Paul: Is it "my" consciousness" or that of a supreme being? I feel more like a channel at those times.

Linda: In relation to Janice's question, a good example happened at work a few years ago. Me and Brenda, a woman I work with, had been in conflict on a stressful project. For me the conflict was related both to work and to personal issues with her. She pushed my buttons. But during a confrontation, for some reason I had a glimpse of her human side. It moved me so much, that I anonymously gave her a white rose. Since then, her and I don't argue in the same way. A basic respect that wasn't there before remains between us. Even though she can still push my buttons. I see this as consciousness changing the material--it directly affects how we work, make things, interact with other people.

Eldon: Personality can speak through a person. Teachers can infuse personality into their teaching, so that it becomes part of their message. Their personality is so strong, they can bullshit and people believe them.

Bev: That reminds me of this workshop I went to the other day. It was on how to have a successful interview. Studies have shown that content, how you answer questions, makes up 7% of the final decision. Your personal image, how you look, talk, the impression you give, makes up 70%.

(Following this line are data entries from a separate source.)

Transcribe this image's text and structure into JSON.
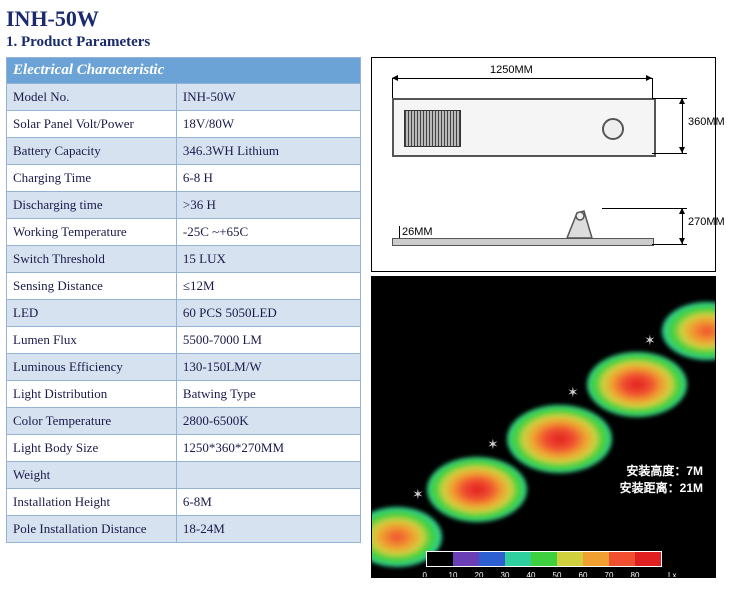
{
  "title": "INH-50W",
  "section_heading": "1. Product Parameters",
  "table": {
    "header": "Electrical Characteristic",
    "rows": [
      {
        "label": "Model No.",
        "value": "INH-50W"
      },
      {
        "label": "Solar Panel Volt/Power",
        "value": "18V/80W"
      },
      {
        "label": "Battery Capacity",
        "value": "346.3WH Lithium"
      },
      {
        "label": "Charging Time",
        "value": "6-8 H"
      },
      {
        "label": "Discharging time",
        "value": ">36 H"
      },
      {
        "label": "Working Temperature",
        "value": "-25C ~+65C"
      },
      {
        "label": "Switch Threshold",
        "value": "15 LUX"
      },
      {
        "label": "Sensing Distance",
        "value": "≤12M"
      },
      {
        "label": "LED",
        "value": "60 PCS 5050LED"
      },
      {
        "label": "Lumen Flux",
        "value": "5500-7000 LM"
      },
      {
        "label": "Luminous Efficiency",
        "value": "130-150LM/W"
      },
      {
        "label": "Light Distribution",
        "value": "Batwing Type"
      },
      {
        "label": "Color Temperature",
        "value": "2800-6500K"
      },
      {
        "label": "Light Body Size",
        "value": "1250*360*270MM"
      },
      {
        "label": "Weight",
        "value": ""
      },
      {
        "label": "Installation Height",
        "value": "6-8M"
      },
      {
        "label": "Pole Installation Distance",
        "value": "18-24M"
      }
    ]
  },
  "drawing": {
    "dim_width": "1250MM",
    "dim_height1": "360MM",
    "dim_height2": "270MM",
    "dim_base": "26MM"
  },
  "lightdist": {
    "text1": "安装高度：7M",
    "text2": "安装距离：21M",
    "scale_colors": [
      "#000000",
      "#6a3fb5",
      "#2e5fd0",
      "#2fd09e",
      "#3fd03f",
      "#d0d03f",
      "#f0a030",
      "#f05030",
      "#e02020"
    ],
    "scale_labels": [
      "0",
      "10",
      "20",
      "30",
      "40",
      "50",
      "60",
      "70",
      "80"
    ],
    "scale_unit": "Lx"
  },
  "colors": {
    "heading": "#1a2a6c",
    "table_header_bg": "#6ba3d6",
    "table_border": "#94b4d6",
    "row_shade": "#d6e2ef"
  }
}
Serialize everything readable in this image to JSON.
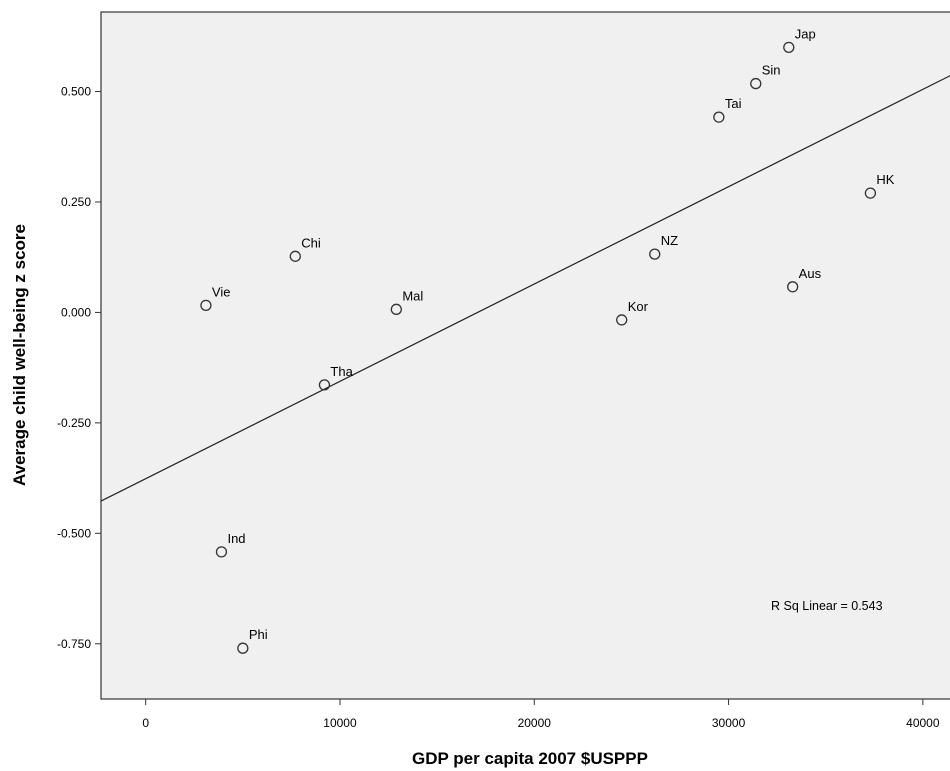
{
  "chart_data": {
    "type": "scatter",
    "xlabel": "GDP per capita 2007 $USPPP",
    "ylabel": "Average child well-being z score",
    "xlim": [
      -2300,
      41500
    ],
    "ylim": [
      -0.875,
      0.68
    ],
    "x_ticks": [
      0,
      10000,
      20000,
      30000,
      40000
    ],
    "x_tick_labels": [
      "0",
      "10000",
      "20000",
      "30000",
      "40000"
    ],
    "y_ticks": [
      0.5,
      0.25,
      0.0,
      -0.25,
      -0.5,
      -0.75
    ],
    "y_tick_labels": [
      "0.500",
      "0.250",
      "0.000",
      "-0.250",
      "-0.500",
      "-0.750"
    ],
    "points": [
      {
        "label": "Jap",
        "x": 33100,
        "y": 0.6
      },
      {
        "label": "Sin",
        "x": 31400,
        "y": 0.518
      },
      {
        "label": "Tai",
        "x": 29500,
        "y": 0.442
      },
      {
        "label": "HK",
        "x": 37300,
        "y": 0.27
      },
      {
        "label": "Chi",
        "x": 7700,
        "y": 0.127
      },
      {
        "label": "NZ",
        "x": 26200,
        "y": 0.132
      },
      {
        "label": "Aus",
        "x": 33300,
        "y": 0.058
      },
      {
        "label": "Vie",
        "x": 3100,
        "y": 0.016
      },
      {
        "label": "Mal",
        "x": 12900,
        "y": 0.007
      },
      {
        "label": "Kor",
        "x": 24500,
        "y": -0.017
      },
      {
        "label": "Tha",
        "x": 9200,
        "y": -0.164
      },
      {
        "label": "Ind",
        "x": 3900,
        "y": -0.542
      },
      {
        "label": "Phi",
        "x": 5000,
        "y": -0.76
      }
    ],
    "fit_line": {
      "type": "linear",
      "x": [
        -2300,
        41500
      ],
      "y": [
        -0.427,
        0.538
      ]
    },
    "annotation": "R Sq Linear = 0.543",
    "plot_background": "#f0f0f0",
    "grid": false,
    "legend": "none"
  }
}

Paul: It depends on where on the spectrum of consciousness you approach that. I don't see a congruity between who I am and what I look like, but there should be. The collective approach makes judges the person by how they look, and has preconceived ideas about how people should look. But on the higher end, who you are incarnate's itself. This is makes sense; congruity respects individuality.

Bev: When you only look at the surface value, its very uncreative.

Paul: Bring faith, affection, love to analysis. I don't know a thing if I don't love it, be it. Allow yourself to enter its consciousness. If you fear existence, you'll need to affirm the objective/subjective distinction. If you're content (or have faith), you're free to love.

Eldon: When you can't enter someone's world like that, is it because you haven't differentiated enough or don't love enough?

Paul: Both. You must have the capacity to observe difference. It takes discipline, suffering, to really love something.